23. De rechtsgevolgen van het bestreden besluit blijven echter wel in stand. Dit betekent dat eiser inhoudelijk, voor wat betreft de afgewezen aansprakelijkheid voor restschade, geen gelijk krijgt. De rechtsvorderingen ten aanzien van alle incidenten zijn immers verjaard.
24. Wel wordt verweerder bij deze uitkomst veroordeeld in de proceskosten. De vergoeding is met toepassing van het Besluit proceskosten bestuursrecht als volgt berekend. Voor de rechtsbijstand door een gemachtigde krijgt eiser een vast bedrag per proceshandeling met in beroep een waarde van € 837,-. De gemachtigde heeft een beroepschrift ingediend en heeft aan de zitting van de rechtbank deelgenomen. De vergoeding bedraagt dan in totaal € 1.674,-.
25. Daarnaast is verweerder gehouden het griffierecht van € 184,- aan eiser te vergoeden.

Beslissing

De rechtbank:
- verklaart het beroep gegrond;
- vernietigt het bestreden besluit van 28 november 2022;
- bepaalt dat de rechtsgevolgen van het vernietigde bestreden besluit in stand blijven;
- bepaalt dat verweerder het griffierecht van € 184,- aan eiser moet vergoeden;
- veroordeelt verweerder tot betaling van € 1.674,- aan proceskosten aan eiser.
Deze uitspraak is gedaan door mr.
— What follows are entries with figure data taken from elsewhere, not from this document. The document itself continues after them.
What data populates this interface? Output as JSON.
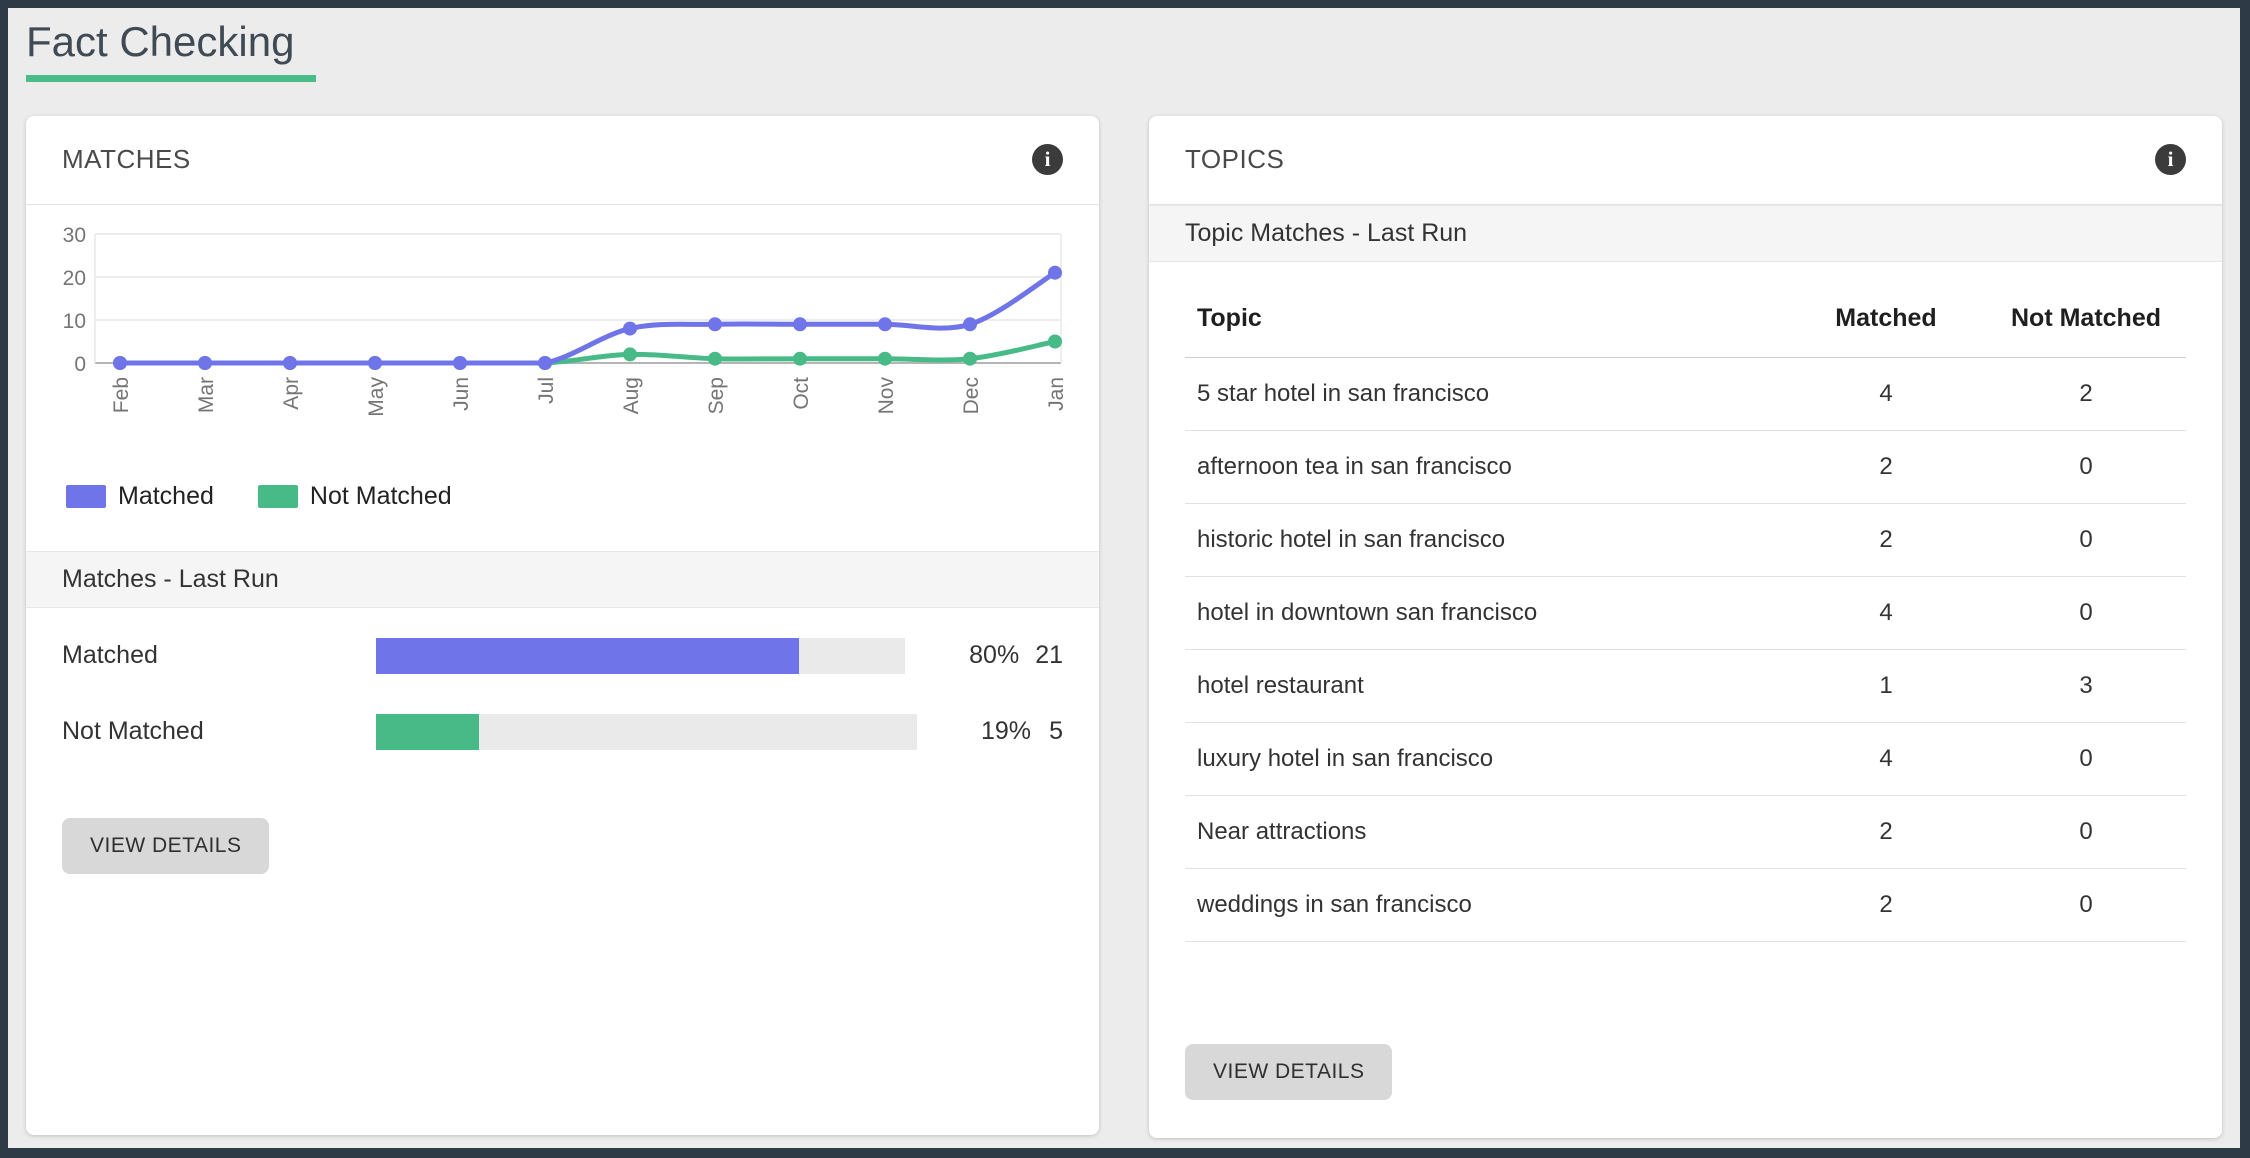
{
  "page": {
    "title": "Fact Checking"
  },
  "colors": {
    "accent_green": "#4bbb88",
    "matched": "#6f74e8",
    "not_matched": "#47ba88",
    "frame": "#2e3a45"
  },
  "matches_card": {
    "title": "MATCHES",
    "info_icon_glyph": "i",
    "section_title": "Matches - Last Run",
    "bars": [
      {
        "label": "Matched",
        "percent_label": "80%",
        "count_label": "21",
        "fill_percent": 80,
        "color": "#6f74e8"
      },
      {
        "label": "Not Matched",
        "percent_label": "19%",
        "count_label": "5",
        "fill_percent": 19,
        "color": "#47ba88"
      }
    ],
    "view_details_label": "VIEW DETAILS"
  },
  "topics_card": {
    "title": "TOPICS",
    "info_icon_glyph": "i",
    "section_title": "Topic Matches - Last Run",
    "columns": [
      "Topic",
      "Matched",
      "Not Matched"
    ],
    "rows": [
      {
        "topic": "5 star hotel in san francisco",
        "matched": "4",
        "not_matched": "2"
      },
      {
        "topic": "afternoon tea in san francisco",
        "matched": "2",
        "not_matched": "0"
      },
      {
        "topic": "historic hotel in san francisco",
        "matched": "2",
        "not_matched": "0"
      },
      {
        "topic": "hotel in downtown san francisco",
        "matched": "4",
        "not_matched": "0"
      },
      {
        "topic": "hotel restaurant",
        "matched": "1",
        "not_matched": "3"
      },
      {
        "topic": "luxury hotel in san francisco",
        "matched": "4",
        "not_matched": "0"
      },
      {
        "topic": "Near attractions",
        "matched": "2",
        "not_matched": "0"
      },
      {
        "topic": "weddings in san francisco",
        "matched": "2",
        "not_matched": "0"
      }
    ],
    "view_details_label": "VIEW DETAILS"
  },
  "chart_data": {
    "type": "line",
    "categories": [
      "Feb",
      "Mar",
      "Apr",
      "May",
      "Jun",
      "Jul",
      "Aug",
      "Sep",
      "Oct",
      "Nov",
      "Dec",
      "Jan"
    ],
    "series": [
      {
        "name": "Matched",
        "color": "#6f74e8",
        "values": [
          0,
          0,
          0,
          0,
          0,
          0,
          8,
          9,
          9,
          9,
          9,
          21
        ]
      },
      {
        "name": "Not Matched",
        "color": "#47ba88",
        "values": [
          0,
          0,
          0,
          0,
          0,
          0,
          2,
          1,
          1,
          1,
          1,
          5
        ]
      }
    ],
    "ylim": [
      0,
      30
    ],
    "yticks": [
      0,
      10,
      20,
      30
    ],
    "grid": true,
    "legend_position": "bottom",
    "curve": "smooth",
    "title": "",
    "xlabel": "",
    "ylabel": ""
  }
}
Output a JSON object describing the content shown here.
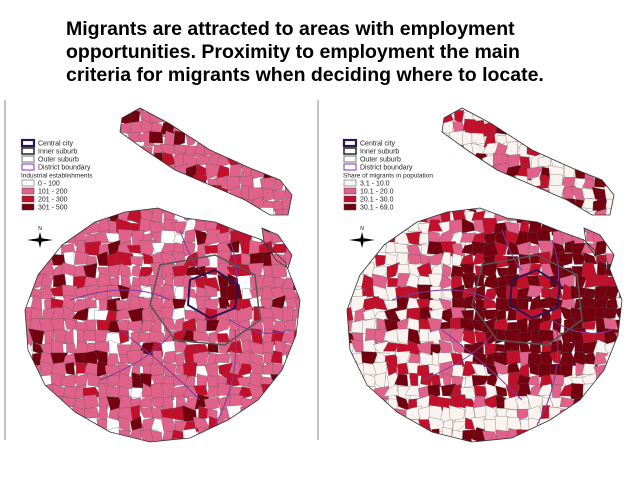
{
  "title": {
    "lines": [
      "Migrants are attracted to areas with employment",
      "opportunities. Proximity to employment the main",
      "criteria for migrants when deciding where to locate."
    ]
  },
  "maps": [
    {
      "legend": {
        "boundaries": [
          "Central city",
          "Inner suburb",
          "Outer suburb",
          "District boundary"
        ],
        "title": "Industrial establishments",
        "classes": [
          {
            "label": "0 - 100",
            "color": "#ffffff"
          },
          {
            "label": "101 - 200",
            "color": "#e0628a"
          },
          {
            "label": "201 - 300",
            "color": "#c2102c"
          },
          {
            "label": "301 - 500",
            "color": "#72000f"
          }
        ]
      },
      "north": "N"
    },
    {
      "legend": {
        "boundaries": [
          "Central city",
          "Inner suburb",
          "Outer suburb",
          "District boundary"
        ],
        "title": "Share of migrants in population",
        "classes": [
          {
            "label": "3.1 - 10.0",
            "color": "#fbf3f0"
          },
          {
            "label": "10.1 - 20.0",
            "color": "#e0628a"
          },
          {
            "label": "20.1 - 30.0",
            "color": "#c2102c"
          },
          {
            "label": "30.1 - 69.0",
            "color": "#72000f"
          }
        ]
      },
      "north": "N"
    }
  ]
}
E.E.M. van Abbe, rechter, in aanwezigheid van mr. S. van den Broek, griffier. De uitspraak is uitgesproken in het openbaar op 14 november 2023.
griffier
rechter

(de rechter is verhinderd deze uitspraak te ondertekenen)

Een afschrift van deze uitspraak is verzonden aan partijen op:

Informatie over hoger beroep

Een partij die het niet eens is met deze uitspraak, kan een hogerberoepschrift sturen naar de Centrale Raad van Beroep waarin wordt uitgelegd waarom deze partij het niet eens is met deze uitspraak. Het hogerberoepschrift moet worden ingediend binnen zes weken na de dag waarop deze uitspraak is verzonden. Kan de indiener de behandeling van het hoger beroep niet afwachten, omdat de zaak spoed heeft, dan kan de indiener de voorzieningenrechter van de Centrale Raad van Beroep vragen om een voorlopige voorziening (een tijdelijke maatregel) te treffen.

Voetnoten

1.Eiser is [1975] in dienst getreden bij Defensie, hij was vanaf [1978] gedetacheerd.
2.Ontslagbesluit is van [2018 2] en op dezelfde datum is een vaststellingsovereenkomst gesloten.
3.Uitspraak van deze rechtbank van 13 oktober 2020, ECLI:NL:RBMNE:2020:4828.
4.Uitspraak van de Centrale Raad van Beroep (de Raad) van 17 februari 2022, ECLI:NL:CRVB:2022:313.
5.Zie bijvoorbeeld de uitspraak van de Raad van 22 december 2016, ECLI:NL:CRVB:2016:5021 r.o. 4.1.
6.Burgerlijk Wetboek.
7.Artikel 3:310 van het BW.
8.Zie bijvoorbeeld de uitspraak van de Raad van 28 februari 2020, ECLI:NL:CRVB:2020:509 r.o. 4.2.
9.Zie pagina 8 van het verweerschrift van 12 september 2023.